In truth, I figure that the people who have made most use of this exploit has been geeks who would ordinarily never break into systems, but have been made curious about where the worms are coming from (of course, _I_ would never do such a thing... really...)
RoadRunner Fairfax VA unusable (Score:4, Interesting)
The phone system reports that SirCam has taken out their email servers, and that Code Red [I|II] is causing serious performance problems. They expect to have it done by tomorrow - except that today, when I called, they no longer are saying that, merely begging users to patch their systems.
Phone tech support is turned off, at least in my wanderings in the phone system.
Anyone else having these problems?
Does the back door actually work? (Score:1, Interesting)
Trying 128.134.111.8...
Connected to 128.134.111.8.
Escape character is '^]'.
GET
HTTP/1.1 200 OK
Server: Microsoft-IIS/5.0
Date: Tue, 07 Aug 2001 22:47:22 GMT
Content-Type: application/octet-stream
Microsoft Windows 2000 [Version 5.00.2195]
(C) Copyright 1985-1999 Microsoft Corp.
c:\inetpub\scripts>
It gives a command prompt, but typing commands doesn't seem to do anything...
Crikey (Score:3, Interesting)
So even with the patch up and available, the problem is far from solved. I bet the number of zombie machines out there surged 10fold today, many of which are on high speed corporate bandwidth, instead of the more meager cable modems with severely crippled upstream access.
It's going to be a rough year.
Re:Ease of Attack (Score:2, Interesting)
root.exe?/C+echo+Do+it+>+C:\Documents+and+Setting
perhaps with a little more explaination than "Do IT".

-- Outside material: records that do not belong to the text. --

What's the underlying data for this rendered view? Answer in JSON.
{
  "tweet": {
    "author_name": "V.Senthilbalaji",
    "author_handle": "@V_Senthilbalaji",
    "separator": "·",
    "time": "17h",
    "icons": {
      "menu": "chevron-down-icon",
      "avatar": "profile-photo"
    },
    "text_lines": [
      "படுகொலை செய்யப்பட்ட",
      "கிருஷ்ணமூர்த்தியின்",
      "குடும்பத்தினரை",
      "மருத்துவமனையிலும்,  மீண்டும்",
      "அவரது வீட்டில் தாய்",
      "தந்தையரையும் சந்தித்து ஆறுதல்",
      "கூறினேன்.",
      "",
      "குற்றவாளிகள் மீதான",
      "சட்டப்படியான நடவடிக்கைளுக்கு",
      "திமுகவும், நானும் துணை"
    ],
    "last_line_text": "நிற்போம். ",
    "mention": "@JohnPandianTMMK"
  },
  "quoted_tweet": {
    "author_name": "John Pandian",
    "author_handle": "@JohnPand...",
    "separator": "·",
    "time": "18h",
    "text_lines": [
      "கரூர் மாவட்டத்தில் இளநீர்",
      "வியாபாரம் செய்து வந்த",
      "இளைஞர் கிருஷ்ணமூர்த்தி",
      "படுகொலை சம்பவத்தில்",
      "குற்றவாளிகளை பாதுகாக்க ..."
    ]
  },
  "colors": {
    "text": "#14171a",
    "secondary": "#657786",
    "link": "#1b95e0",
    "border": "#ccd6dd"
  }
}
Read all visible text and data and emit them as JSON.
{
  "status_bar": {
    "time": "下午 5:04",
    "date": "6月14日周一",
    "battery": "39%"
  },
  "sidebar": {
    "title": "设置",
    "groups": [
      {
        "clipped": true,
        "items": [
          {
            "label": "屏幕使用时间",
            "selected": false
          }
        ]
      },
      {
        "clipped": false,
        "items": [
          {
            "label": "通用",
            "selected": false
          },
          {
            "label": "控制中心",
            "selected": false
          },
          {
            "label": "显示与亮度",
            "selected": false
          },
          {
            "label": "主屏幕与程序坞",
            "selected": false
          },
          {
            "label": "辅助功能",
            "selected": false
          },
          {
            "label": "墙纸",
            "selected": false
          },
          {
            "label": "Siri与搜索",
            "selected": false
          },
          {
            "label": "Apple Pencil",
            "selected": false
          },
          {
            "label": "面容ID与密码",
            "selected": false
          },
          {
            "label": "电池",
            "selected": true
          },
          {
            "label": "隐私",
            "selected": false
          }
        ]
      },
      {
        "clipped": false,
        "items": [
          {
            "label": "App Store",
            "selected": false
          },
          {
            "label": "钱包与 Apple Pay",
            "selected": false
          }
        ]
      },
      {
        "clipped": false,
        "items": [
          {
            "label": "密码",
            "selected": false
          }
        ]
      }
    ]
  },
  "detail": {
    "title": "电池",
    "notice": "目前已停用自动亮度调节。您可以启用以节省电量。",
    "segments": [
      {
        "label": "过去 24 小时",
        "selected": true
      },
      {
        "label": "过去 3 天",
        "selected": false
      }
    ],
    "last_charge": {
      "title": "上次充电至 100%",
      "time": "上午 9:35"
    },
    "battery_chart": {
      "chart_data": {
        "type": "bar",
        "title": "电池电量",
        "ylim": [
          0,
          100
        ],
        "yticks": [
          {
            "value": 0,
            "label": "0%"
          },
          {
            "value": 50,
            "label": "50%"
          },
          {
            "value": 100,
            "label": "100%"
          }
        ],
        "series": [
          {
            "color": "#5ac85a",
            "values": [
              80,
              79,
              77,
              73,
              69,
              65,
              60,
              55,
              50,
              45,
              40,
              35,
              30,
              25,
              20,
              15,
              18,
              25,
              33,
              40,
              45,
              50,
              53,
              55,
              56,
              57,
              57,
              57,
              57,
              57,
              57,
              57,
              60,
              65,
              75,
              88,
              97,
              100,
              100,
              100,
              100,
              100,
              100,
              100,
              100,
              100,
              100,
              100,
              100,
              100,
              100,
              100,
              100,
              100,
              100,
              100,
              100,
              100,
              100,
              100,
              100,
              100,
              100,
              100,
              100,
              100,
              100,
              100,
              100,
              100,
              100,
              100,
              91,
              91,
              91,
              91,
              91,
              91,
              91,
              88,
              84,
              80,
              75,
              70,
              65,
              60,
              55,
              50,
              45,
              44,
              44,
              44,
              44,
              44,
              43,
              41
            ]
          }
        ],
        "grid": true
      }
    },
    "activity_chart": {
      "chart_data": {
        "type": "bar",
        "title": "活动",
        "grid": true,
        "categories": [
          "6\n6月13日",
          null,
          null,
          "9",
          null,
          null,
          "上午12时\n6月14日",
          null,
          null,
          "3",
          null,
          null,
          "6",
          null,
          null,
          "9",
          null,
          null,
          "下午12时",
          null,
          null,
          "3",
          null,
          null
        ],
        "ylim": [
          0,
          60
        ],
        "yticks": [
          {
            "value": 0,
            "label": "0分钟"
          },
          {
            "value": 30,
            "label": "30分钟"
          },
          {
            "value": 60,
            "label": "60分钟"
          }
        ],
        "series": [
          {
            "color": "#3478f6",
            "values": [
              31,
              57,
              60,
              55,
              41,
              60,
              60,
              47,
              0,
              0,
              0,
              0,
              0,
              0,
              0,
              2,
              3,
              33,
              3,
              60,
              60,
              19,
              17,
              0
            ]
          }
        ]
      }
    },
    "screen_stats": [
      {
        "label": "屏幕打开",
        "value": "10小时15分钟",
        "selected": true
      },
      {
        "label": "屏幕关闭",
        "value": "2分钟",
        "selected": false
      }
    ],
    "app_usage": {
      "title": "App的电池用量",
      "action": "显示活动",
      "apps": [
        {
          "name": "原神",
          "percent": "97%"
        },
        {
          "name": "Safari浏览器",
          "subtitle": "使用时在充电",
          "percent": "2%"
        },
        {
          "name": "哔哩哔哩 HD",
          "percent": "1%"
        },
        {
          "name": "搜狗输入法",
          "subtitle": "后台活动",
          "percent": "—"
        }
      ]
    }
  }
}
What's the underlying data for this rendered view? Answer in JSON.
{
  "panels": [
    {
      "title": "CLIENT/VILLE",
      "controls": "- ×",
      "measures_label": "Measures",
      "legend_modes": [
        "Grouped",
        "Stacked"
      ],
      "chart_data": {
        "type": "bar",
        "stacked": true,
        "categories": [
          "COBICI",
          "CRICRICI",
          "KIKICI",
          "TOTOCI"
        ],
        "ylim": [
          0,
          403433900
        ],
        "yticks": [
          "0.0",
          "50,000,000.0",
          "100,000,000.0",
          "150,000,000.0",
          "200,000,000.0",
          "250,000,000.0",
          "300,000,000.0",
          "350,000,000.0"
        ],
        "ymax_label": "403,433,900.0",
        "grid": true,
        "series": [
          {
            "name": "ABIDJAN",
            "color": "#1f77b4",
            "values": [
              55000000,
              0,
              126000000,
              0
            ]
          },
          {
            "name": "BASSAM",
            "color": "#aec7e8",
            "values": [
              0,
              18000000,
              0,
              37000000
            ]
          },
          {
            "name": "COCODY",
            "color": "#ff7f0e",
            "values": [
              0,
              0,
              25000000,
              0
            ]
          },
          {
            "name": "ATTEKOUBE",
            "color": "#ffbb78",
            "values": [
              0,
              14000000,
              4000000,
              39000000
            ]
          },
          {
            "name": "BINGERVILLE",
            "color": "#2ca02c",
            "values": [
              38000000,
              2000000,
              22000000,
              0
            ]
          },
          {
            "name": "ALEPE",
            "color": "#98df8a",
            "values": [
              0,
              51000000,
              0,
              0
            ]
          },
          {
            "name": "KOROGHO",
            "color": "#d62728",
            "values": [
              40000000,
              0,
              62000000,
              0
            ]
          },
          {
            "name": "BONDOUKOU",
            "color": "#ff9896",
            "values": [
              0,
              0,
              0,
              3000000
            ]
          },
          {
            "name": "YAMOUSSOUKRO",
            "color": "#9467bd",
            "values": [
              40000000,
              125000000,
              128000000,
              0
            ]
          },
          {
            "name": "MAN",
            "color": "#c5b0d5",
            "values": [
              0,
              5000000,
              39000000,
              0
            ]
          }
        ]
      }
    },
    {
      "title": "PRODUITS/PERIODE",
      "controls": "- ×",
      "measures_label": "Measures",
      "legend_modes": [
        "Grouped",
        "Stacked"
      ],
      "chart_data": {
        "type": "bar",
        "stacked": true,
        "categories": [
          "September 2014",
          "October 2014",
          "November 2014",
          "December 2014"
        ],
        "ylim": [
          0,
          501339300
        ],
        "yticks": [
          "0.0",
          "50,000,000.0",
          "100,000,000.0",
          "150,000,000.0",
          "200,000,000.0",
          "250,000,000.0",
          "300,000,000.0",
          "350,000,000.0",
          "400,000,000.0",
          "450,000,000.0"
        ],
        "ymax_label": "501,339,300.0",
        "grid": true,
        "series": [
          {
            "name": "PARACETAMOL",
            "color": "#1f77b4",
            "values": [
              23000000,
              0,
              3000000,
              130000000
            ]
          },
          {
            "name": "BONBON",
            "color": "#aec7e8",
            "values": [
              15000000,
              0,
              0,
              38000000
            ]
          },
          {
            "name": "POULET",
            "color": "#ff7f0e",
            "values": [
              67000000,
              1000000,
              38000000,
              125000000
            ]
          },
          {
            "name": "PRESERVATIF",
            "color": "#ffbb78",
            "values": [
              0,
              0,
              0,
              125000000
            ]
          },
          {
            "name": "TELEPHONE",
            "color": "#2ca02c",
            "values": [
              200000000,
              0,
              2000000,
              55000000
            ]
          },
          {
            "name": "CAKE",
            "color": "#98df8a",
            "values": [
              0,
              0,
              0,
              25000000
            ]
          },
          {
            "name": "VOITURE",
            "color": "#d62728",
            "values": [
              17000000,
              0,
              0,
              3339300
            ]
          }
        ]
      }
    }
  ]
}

@Home started scanning port 80 last night (Score:3, Interesting)
24.0.0.203 - - [07/Aug/2001:02:19:23 -0400] "HEAD" 400 - "-" "-"
24.0.0.203 is authorized-scan1.security.home.net, the machine which has been scanning for NNTP servers on port 119, ever since @Home got threatened with the Usenet death penalty.
This is the first time @Home has ever scanned my web server. It seems odd that they're sending an invalid request, although this can distinguish between Apache and IIS. Apache will treat this as HTTP/0.9 and will not send back an HTTP header on it's error page, while IIS sends an error page with full headers.
@Home has never blocked ANY port in my area, including 137-139 (I'm on Cogeco@Home). I've connecting to my home computer from university over those ports, and sucessfully transferred files. The modems are capable of simple firewalling, as any DOCSIS modem should be (I've connected to my modem through SNMP and set up some firewall rules, to block connections on port 1214 - my brother was hogging all my upstream bandwidth by using Morpheus/Kazaa).
I'm still gettings tons of hits from Code Red, but I don't really mind. I find it interesting to look through my logs and see the different versions of the worm. Among hundreds of Code Red hits, I have 3 interesting ones. Instead of saying "GET /default.ida?XXXXXX"..., they are just "XXXXXX"..., with the exploit code on the end. Does anyone know what this is? The first hit was around 12:30am last night.
The real danger (Score:5, Interesting)
Remote Linux install, anyone?
Re:Network traffic seems high - is this why? (Score:0, Interesting)
Hilariously Ironic . . . (Score:2, Interesting)
The CNN.com story about this makes no mention of AT&T's woes. Wonder Why?
It because they're one of CNN's biggest sponsors. The online video coverage of the story is even preceded by AT&T commercials :). Now THATS Irony!
Here's [cnn.com] the Video . . .
Try aris (Score:1, Interesting)
Re:Why Symantec says that Code Red is medium. (Score:1, Interesting)
Oh... and you were doing so good until that last part there... Care to point me to the most recent large-scale worm that affected UNIX? What was it... thirteen years ago?
What you said is partially true, though... UNIX had these problems in the past, but now they're a distant memory. That's the great thing about 30 year old technology: you've had 30 years to iron out the bugs and the security issues.